Je les ai ensuite invités à me rejoindre durant les vacances scolaires, à la mer.

Nous avons pris les agendas, bloqué une date. "Rendez-vous devant le casino de Malo les Bains, le 17 à 10h30. J'y serai. Et vous?"

La veille je me demandais s'ils viendraient.

Je suis chargée d'enseignement en droit pénal dans une fac de droit, quel intérêt pour eux, de me rejoindre à la plage, auront ils pris mon rendez vous au sérieux? Auront ils saisi l'intérêt?

Le jour J, le coeur battant je remontai la digue de Malo jusqu'au Casino: ils étaient là.
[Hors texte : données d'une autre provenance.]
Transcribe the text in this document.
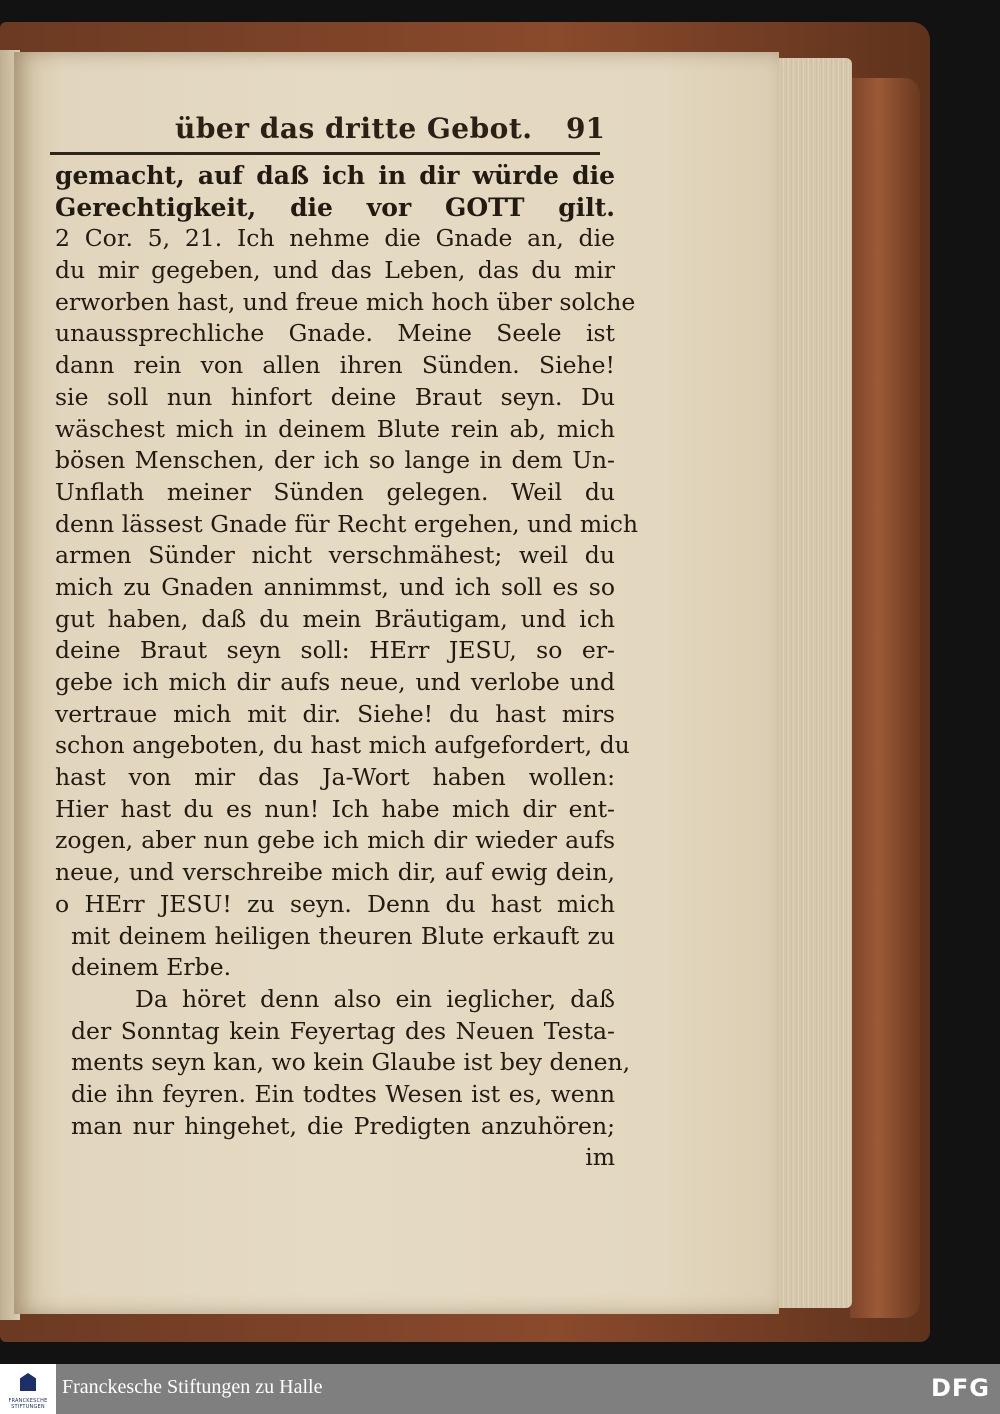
über das dritte Gebot. 91
gemacht, auf daß ich in dir würde die
Gerechtigkeit, die vor GOTT gilt.
2 Cor. 5, 21. Ich nehme die Gnade an, die
du mir gegeben, und das Leben, das du mir
erworben hast, und freue mich hoch über solche
unaussprechliche Gnade. Meine Seele ist
dann rein von allen ihren Sünden. Siehe!
sie soll nun hinfort deine Braut seyn. Du
wäschest mich in deinem Blute rein ab, mich
bösen Menschen, der ich so lange in dem Un-
Unflath meiner Sünden gelegen. Weil du
denn lässest Gnade für Recht ergehen, und mich
armen Sünder nicht verschmähest; weil du
mich zu Gnaden annimmst, und ich soll es so
gut haben, daß du mein Bräutigam, und ich
deine Braut seyn soll: HErr JESU, so er-
gebe ich mich dir aufs neue, und verlobe und
vertraue mich mit dir. Siehe! du hast mirs
schon angeboten, du hast mich aufgefordert, du
hast von mir das Ja-Wort haben wollen:
Hier hast du es nun! Ich habe mich dir ent-
zogen, aber nun gebe ich mich dir wieder aufs
neue, und verschreibe mich dir, auf ewig dein,
o HErr JESU! zu seyn. Denn du hast mich
mit deinem heiligen theuren Blute erkauft zu
deinem Erbe.
Da höret denn also ein ieglicher, daß
der Sonntag kein Feyertag des Neuen Testa-
ments seyn kan, wo kein Glaube ist bey denen,
die ihn feyren. Ein todtes Wesen ist es, wenn
man nur hingehet, die Predigten anzuhören;
im
FRANCKESCHE STIFTUNGEN
Franckesche Stiftungen zu Halle	DFG
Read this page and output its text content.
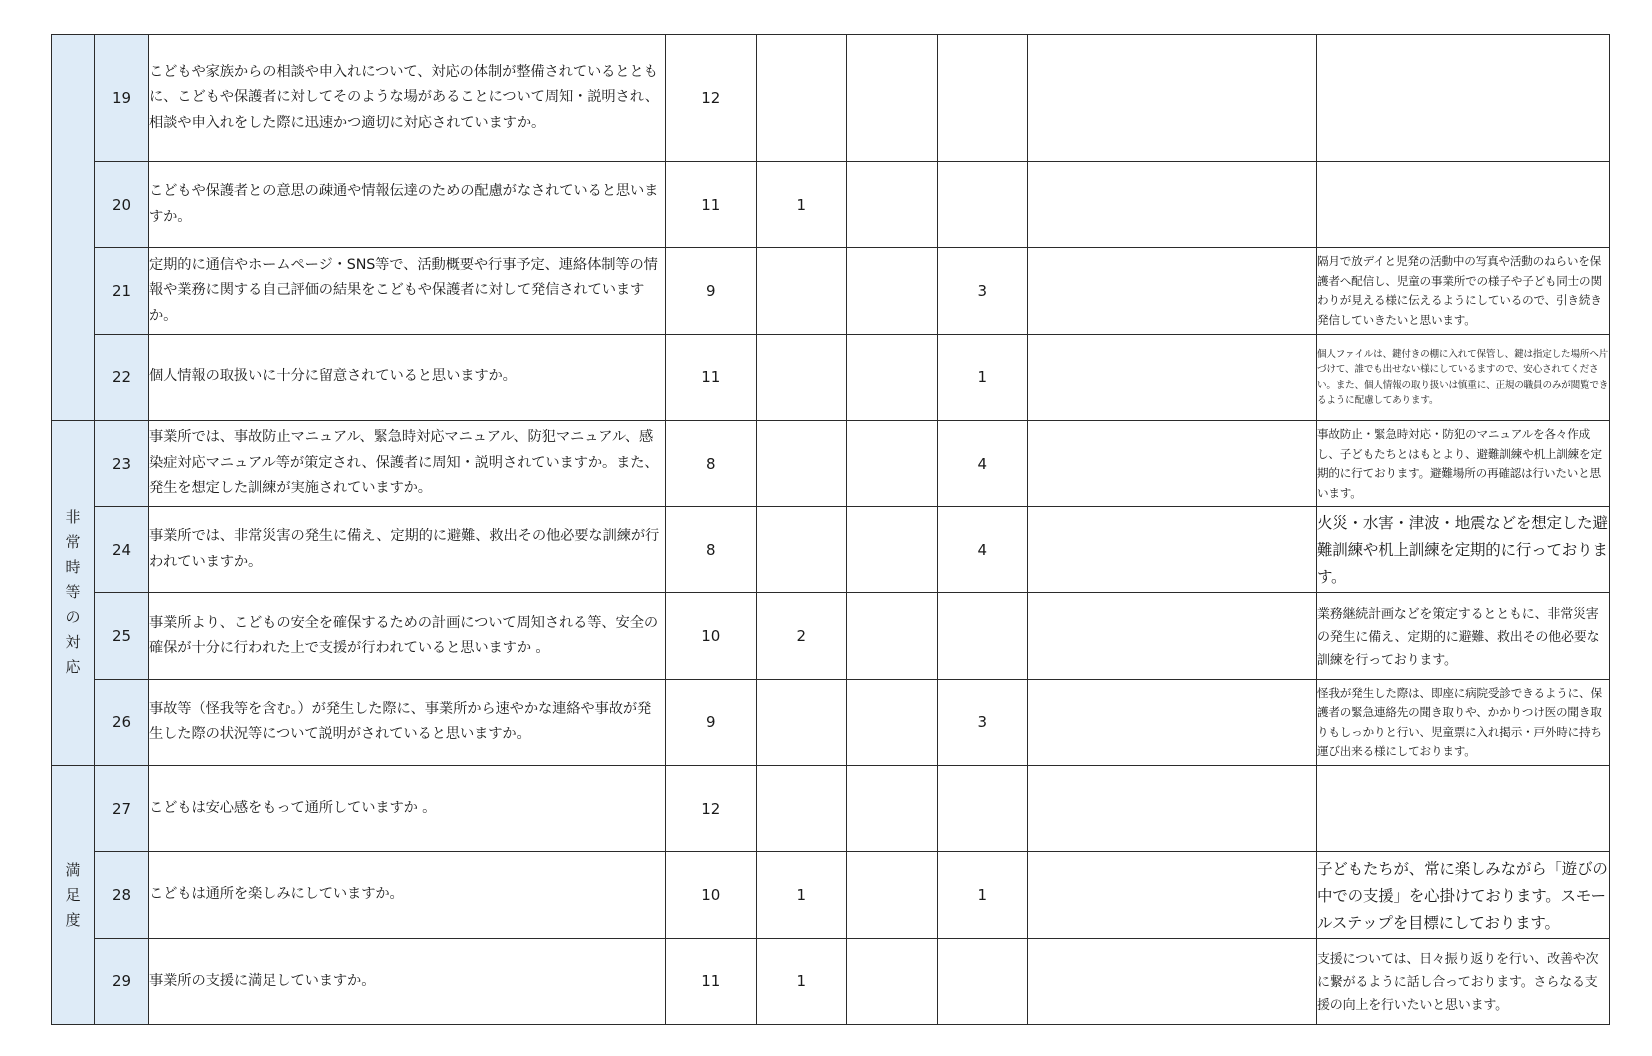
	19	こどもや家族からの相談や申入れについて、対応の体制が整備されているとともに、こどもや保護者に対してそのような場があることについて周知・説明され、相談や申入れをした際に迅速かつ適切に対応されていますか。	12					
	20	こどもや保護者との意思の疎通や情報伝達のための配慮がなされていると思いますか。	11	1				
	21	定期的に通信やホームページ・SNS等で、活動概要や行事予定、連絡体制等の情報や業務に関する自己評価の結果をこどもや保護者に対して発信されていますか。	9			3		隔月で放デイと児発の活動中の写真や活動のねらいを保護者へ配信し、児童の事業所での様子や子ども同士の関わりが見える様に伝えるようにしているので、引き続き発信していきたいと思います。
	22	個人情報の取扱いに十分に留意されていると思いますか。	11			1		個人ファイルは、鍵付きの棚に入れて保管し、鍵は指定した場所へ片づけて、誰でも出せない様にしているますので、安心されてください。また、個人情報の取り扱いは慎重に、正規の職員のみが閲覧できるように配慮してあります。
非常時等の対応	23	事業所では、事故防止マニュアル、緊急時対応マニュアル、防犯マニュアル、感染症対応マニュアル等が策定され、保護者に周知・説明されていますか。また、発生を想定した訓練が実施されていますか。	8			4		事故防止・緊急時対応・防犯のマニュアルを各々作成し、子どもたちとはもとより、避難訓練や机上訓練を定期的に行ております。避難場所の再確認は行いたいと思います。
	24	事業所では、非常災害の発生に備え、定期的に避難、救出その他必要な訓練が行われていますか。	8			4		火災・水害・津波・地震などを想定した避難訓練や机上訓練を定期的に行っております。
	25	事業所より、こどもの安全を確保するための計画について周知される等、安全の確保が十分に行われた上で支援が行われていると思いますか 。	10	2				業務継続計画などを策定するとともに、非常災害の発生に備え、定期的に避難、救出その他必要な訓練を行っております。
	26	事故等（怪我等を含む。）が発生した際に、事業所から速やかな連絡や事故が発生した際の状況等について説明がされていると思いますか。	9			3		怪我が発生した際は、即座に病院受診できるように、保護者の緊急連絡先の聞き取りや、かかりつけ医の聞き取りもしっかりと行い、児童票に入れ掲示・戸外時に持ち運び出来る様にしております。
満足度	27	こどもは安心感をもって通所していますか 。	12					
	28	こどもは通所を楽しみにしていますか。	10	1		1		子どもたちが、常に楽しみながら「遊びの中での支援」を心掛けております。スモールステップを目標にしております。
	29	事業所の支援に満足していますか。	11	1				支援については、日々振り返りを行い、改善や次に繋がるように話し合っております。さらなる支援の向上を行いたいと思います。
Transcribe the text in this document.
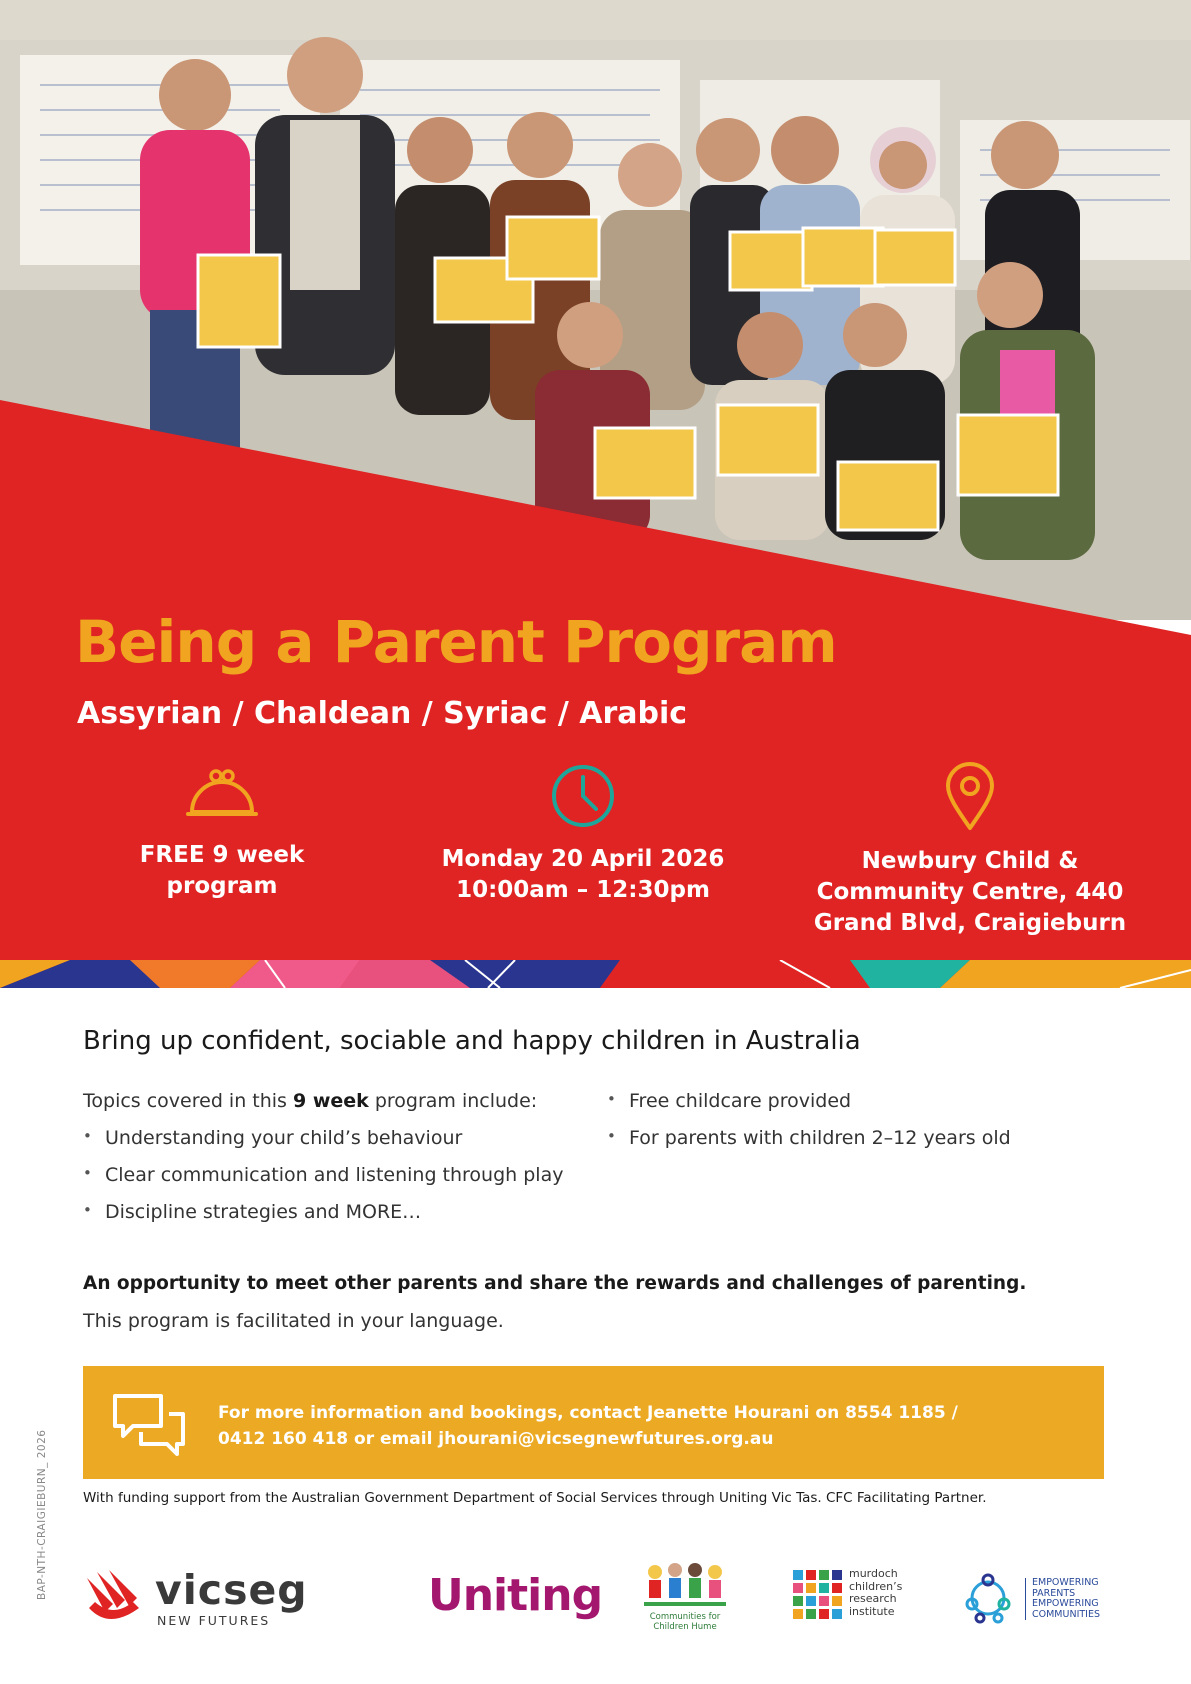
Being a Parent Program
Assyrian / Chaldean / Syriac / Arabic
FREE 9 week
program
Monday 20 April 2026
10:00am – 12:30pm
Newbury Child &
Community Centre, 440
Grand Blvd, Craigieburn
Bring up confident, sociable and happy children in Australia
Topics covered in this 9 week program include:
• Understanding your child’s behaviour
• Clear communication and listening through play
• Discipline strategies and MORE…
• Free childcare provided
• For parents with children 2–12 years old
An opportunity to meet other parents and share the rewards and challenges of parenting.
This program is facilitated in your language.
For more information and bookings, contact Jeanette Hourani on 8554 1185 /
0412 160 418 or email jhourani@vicsegnewfutures.org.au
With funding support from the Australian Government Department of Social Services through Uniting Vic Tas. CFC Facilitating Partner.
BAP-NTH-CRAIGIEBURN_ 2026	vicseg
NEW FUTURES	Uniting	Communities for
Children Hume
murdoch
children’s
research
institute
EMPOWERING
PARENTS
EMPOWERING
COMMUNITIES
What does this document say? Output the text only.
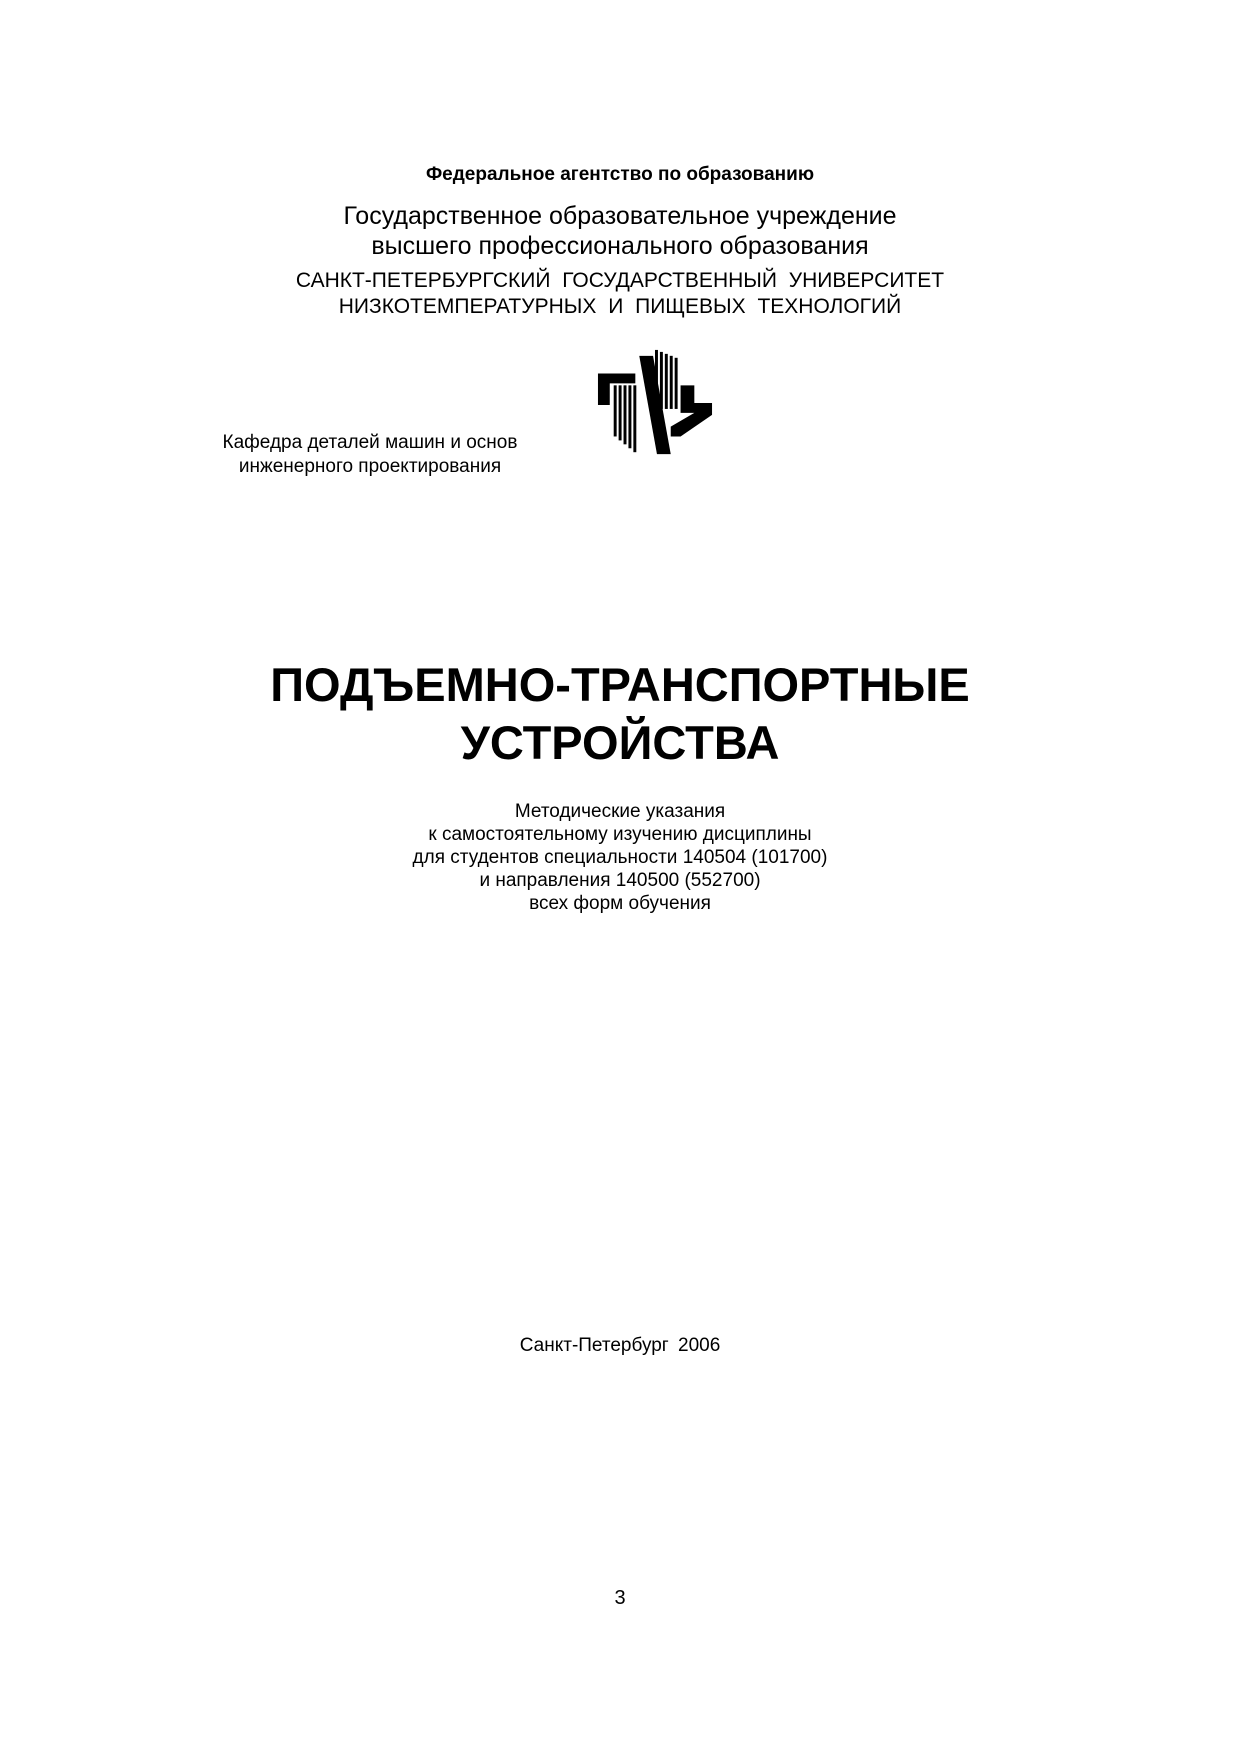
Федеральное агентство по образованию
Государственное образовательное учреждение
высшего профессионального образования
САНКТ-ПЕТЕРБУРГСКИЙ ГОСУДАРСТВЕННЫЙ УНИВЕРСИТЕТ
НИЗКОТЕМПЕРАТУРНЫХ И ПИЩЕВЫХ ТЕХНОЛОГИЙ
Кафедра деталей машин и основ
инженерного проектирования
ПОДЪЕМНО-ТРАНСПОРТНЫЕ
УСТРОЙСТВА
Методические указания
к самостоятельному изучению дисциплины
для студентов специальности 140504 (101700)
и направления 140500 (552700)
всех форм обучения
Санкт-Петербург 2006
3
Une petite quinzaine d'entre eux avaient fait le déplacement.

Pas forcément les "têtes de classe", pas forcément les plus loquaces.

Mais ils étaient là.

Comme ceux qui se sont levés debout sur leurs pupitres à la fin du film. 

Quand j'ai raconté cette anecdote à mes amis, certains m'ont dit "tu te la joues "cercle des poètes disparus"?"

J'ai souri. Je n'avais pas la moindre idée de ce dont ils me parlaient.

J'ai compris cet après-midi.

Devant le film, sous la couverture, en sanglots, j'ai compris, la comparaison est plus que flatteuse, mais ce qui se déroulait sous mes yeux, c'est ce que j'essaie à mon échelle, de reproduire dans mes cours.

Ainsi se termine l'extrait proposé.